Pseudoepitheliomatous hyperplasia often clinically and histopathologically is confused with carcinoma. Usually, it is elevated with an irregular, ulcerated, or crusted surface, mimicking squamous cell carcinoma or basal cell carcinoma. It can occur anywhere on the eyelid and usually is of short duration (weeks to months). They may be associated with mycotic infections, insect bites, drugs, burns, radiation therapy, and underlying malignant lymphoma.

Eyelid papilloma diagnosis

Usually, squamous papillomas are sessile or pedunculated and have a color similar to the surrounding skin.

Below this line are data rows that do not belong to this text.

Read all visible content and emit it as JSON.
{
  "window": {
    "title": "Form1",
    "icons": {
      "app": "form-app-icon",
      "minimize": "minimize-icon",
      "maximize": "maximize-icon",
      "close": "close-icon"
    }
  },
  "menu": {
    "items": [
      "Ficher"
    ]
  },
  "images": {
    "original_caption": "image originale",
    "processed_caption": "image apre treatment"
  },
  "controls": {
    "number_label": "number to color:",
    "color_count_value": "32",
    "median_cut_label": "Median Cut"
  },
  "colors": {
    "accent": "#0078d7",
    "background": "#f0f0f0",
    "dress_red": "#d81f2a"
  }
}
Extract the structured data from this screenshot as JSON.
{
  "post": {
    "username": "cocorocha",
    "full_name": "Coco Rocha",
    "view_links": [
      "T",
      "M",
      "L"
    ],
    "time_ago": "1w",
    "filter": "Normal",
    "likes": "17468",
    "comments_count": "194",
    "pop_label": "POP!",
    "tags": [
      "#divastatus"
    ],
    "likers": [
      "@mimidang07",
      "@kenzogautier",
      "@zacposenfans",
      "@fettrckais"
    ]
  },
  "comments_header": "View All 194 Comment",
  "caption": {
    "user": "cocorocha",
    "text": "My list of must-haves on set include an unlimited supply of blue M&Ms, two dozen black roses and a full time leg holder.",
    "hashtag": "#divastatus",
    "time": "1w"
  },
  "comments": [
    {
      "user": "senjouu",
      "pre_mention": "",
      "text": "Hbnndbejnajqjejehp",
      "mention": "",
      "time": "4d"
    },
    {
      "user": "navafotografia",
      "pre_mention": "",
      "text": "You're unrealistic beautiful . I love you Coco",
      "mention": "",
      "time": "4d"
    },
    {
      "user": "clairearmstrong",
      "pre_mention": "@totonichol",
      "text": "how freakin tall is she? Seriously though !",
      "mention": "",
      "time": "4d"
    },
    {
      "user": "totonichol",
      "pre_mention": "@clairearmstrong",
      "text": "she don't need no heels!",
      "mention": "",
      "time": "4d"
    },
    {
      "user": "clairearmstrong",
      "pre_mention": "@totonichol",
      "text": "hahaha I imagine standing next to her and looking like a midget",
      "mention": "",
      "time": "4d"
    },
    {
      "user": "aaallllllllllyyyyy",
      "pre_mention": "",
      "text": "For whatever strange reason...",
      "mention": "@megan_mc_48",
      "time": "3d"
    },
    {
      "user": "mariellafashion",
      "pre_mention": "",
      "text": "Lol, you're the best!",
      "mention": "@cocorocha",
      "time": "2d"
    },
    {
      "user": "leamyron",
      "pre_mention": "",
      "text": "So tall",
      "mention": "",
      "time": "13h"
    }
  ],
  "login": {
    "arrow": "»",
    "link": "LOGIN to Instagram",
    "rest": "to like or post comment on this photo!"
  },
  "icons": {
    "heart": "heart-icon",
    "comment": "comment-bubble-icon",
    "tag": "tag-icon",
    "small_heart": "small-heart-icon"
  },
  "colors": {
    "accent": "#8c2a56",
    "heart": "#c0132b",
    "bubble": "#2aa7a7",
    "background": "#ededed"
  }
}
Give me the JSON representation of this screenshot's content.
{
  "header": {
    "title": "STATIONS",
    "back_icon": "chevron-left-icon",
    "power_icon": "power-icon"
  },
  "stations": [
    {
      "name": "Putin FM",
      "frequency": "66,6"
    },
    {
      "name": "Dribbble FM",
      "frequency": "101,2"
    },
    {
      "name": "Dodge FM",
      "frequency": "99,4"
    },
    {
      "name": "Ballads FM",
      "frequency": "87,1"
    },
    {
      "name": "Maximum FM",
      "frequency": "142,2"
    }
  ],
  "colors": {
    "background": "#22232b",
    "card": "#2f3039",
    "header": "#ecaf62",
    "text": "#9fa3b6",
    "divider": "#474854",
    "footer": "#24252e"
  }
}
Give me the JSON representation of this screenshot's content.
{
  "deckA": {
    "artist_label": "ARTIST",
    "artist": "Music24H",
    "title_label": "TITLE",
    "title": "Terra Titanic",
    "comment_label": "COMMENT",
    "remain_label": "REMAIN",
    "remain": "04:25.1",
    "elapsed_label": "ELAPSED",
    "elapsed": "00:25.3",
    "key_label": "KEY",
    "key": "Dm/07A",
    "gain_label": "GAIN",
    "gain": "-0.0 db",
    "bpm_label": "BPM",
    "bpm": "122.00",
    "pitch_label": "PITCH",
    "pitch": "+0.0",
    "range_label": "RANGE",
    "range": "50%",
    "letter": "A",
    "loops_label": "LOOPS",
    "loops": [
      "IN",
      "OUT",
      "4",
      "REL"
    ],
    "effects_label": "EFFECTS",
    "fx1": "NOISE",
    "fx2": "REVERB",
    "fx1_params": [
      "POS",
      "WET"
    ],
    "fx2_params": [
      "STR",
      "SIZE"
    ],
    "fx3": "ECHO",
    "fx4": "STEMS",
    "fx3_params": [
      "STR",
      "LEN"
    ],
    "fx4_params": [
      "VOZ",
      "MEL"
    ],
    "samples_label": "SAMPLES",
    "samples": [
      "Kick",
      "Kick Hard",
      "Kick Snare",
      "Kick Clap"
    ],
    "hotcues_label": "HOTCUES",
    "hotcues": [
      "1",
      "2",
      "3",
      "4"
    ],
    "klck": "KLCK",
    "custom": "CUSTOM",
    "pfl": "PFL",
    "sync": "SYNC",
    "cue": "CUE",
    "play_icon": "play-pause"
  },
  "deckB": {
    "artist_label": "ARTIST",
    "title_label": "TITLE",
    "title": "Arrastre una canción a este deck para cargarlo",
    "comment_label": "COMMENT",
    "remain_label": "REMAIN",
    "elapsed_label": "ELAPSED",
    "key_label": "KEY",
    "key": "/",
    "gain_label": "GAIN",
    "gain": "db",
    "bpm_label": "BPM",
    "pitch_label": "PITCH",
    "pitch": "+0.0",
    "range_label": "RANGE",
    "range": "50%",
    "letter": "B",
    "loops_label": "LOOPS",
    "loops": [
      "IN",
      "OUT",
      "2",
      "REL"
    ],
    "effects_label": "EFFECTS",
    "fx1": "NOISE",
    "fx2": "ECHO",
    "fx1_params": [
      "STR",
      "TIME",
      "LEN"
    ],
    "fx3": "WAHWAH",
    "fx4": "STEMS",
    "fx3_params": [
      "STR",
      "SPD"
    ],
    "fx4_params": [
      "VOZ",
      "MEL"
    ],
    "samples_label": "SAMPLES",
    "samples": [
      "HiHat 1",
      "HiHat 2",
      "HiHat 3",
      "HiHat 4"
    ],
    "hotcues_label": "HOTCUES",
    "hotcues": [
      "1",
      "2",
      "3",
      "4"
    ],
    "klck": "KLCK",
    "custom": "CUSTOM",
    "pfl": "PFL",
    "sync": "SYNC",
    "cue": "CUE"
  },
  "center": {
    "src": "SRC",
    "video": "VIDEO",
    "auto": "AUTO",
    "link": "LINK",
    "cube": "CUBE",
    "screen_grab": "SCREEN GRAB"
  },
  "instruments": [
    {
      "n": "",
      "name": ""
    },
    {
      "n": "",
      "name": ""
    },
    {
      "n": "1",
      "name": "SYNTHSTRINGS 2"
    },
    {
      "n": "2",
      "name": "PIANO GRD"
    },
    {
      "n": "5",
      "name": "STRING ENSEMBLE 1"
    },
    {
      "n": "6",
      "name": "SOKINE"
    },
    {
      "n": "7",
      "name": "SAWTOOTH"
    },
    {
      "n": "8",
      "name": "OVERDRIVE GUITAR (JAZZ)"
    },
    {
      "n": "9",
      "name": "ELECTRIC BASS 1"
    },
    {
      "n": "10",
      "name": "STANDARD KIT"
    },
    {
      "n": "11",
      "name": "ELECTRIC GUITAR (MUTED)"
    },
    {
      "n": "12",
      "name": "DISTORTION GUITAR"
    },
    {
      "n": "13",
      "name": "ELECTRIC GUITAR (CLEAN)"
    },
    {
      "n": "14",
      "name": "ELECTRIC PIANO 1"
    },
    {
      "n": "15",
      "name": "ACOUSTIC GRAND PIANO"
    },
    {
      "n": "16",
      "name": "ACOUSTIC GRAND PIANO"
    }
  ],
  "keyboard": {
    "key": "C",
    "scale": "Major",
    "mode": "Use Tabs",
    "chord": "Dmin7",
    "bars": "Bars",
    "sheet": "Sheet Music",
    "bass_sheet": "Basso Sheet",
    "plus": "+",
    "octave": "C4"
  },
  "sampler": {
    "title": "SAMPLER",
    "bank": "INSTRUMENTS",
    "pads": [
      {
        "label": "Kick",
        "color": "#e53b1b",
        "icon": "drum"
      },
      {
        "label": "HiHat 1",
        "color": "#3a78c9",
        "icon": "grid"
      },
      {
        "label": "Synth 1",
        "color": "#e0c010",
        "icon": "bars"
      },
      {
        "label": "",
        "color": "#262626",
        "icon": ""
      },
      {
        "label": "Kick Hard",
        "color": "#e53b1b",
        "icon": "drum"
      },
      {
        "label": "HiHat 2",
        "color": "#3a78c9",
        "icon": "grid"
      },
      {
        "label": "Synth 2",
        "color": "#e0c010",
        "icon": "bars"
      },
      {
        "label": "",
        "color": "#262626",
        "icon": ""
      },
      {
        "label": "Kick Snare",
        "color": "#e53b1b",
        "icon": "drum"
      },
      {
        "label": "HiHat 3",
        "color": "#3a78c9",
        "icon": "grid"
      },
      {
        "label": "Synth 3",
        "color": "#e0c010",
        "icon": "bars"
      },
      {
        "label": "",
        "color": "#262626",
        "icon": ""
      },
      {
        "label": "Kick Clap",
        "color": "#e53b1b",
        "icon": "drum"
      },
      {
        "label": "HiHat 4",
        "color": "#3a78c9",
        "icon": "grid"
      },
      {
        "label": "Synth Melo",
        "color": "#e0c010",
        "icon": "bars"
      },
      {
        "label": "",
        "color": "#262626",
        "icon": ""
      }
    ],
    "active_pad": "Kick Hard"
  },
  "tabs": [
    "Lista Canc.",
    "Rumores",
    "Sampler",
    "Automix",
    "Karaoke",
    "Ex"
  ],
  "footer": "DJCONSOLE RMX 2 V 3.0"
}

They often are multiple and tend to involve the lid margin. A small keratin crust often can be palpated on the surface (keratotic papilloma). Microscopically, these lesions are composed of fingerlike projections of vascularized connective tissue covered by hyperplastic epithelium (papillae). The epidermis usually is acanthotic, with elongation of the rete ridges, and shows areas of hyperkeratosis and focal parakeratosis.

A biopsy of the lesion may be performed 1. Accurate diagnosis of an eyelid lesion requires histologic examination.

Eyelid papilloma treatment

Surgical excision usually is a simple procedure for these benign skin lesions. Lee et al 2 studied eyelid margin papillomas for which complete excision was cosmetically unacceptable. The study reported a case in which interferon was an effective treatment for a conjunctival papilloma.

Surgical scarring and possibly lid notching are the only likely complications. Usually, the eyelid papillomas are so small that bleeding and infection rarely occur post excision.

Patients should receive follow-up care as needed.

References
  1. Eshraghi B, Torabi HR, Kasaie A, Rajabi MT. The use of a radiofrequency unit for excisional biopsy of eyelid papillomas. Ophthal Plast Reconstr Surg. 2010 Nov-Dec. 26(6):448-9.
  2. Lee BJ, Nelson CC. Intralesional Interferon for Extensive Squamous Papilloma of the Eyelid Margin. Ophthal Plast Reconstr Surg. 2011 Jun 8.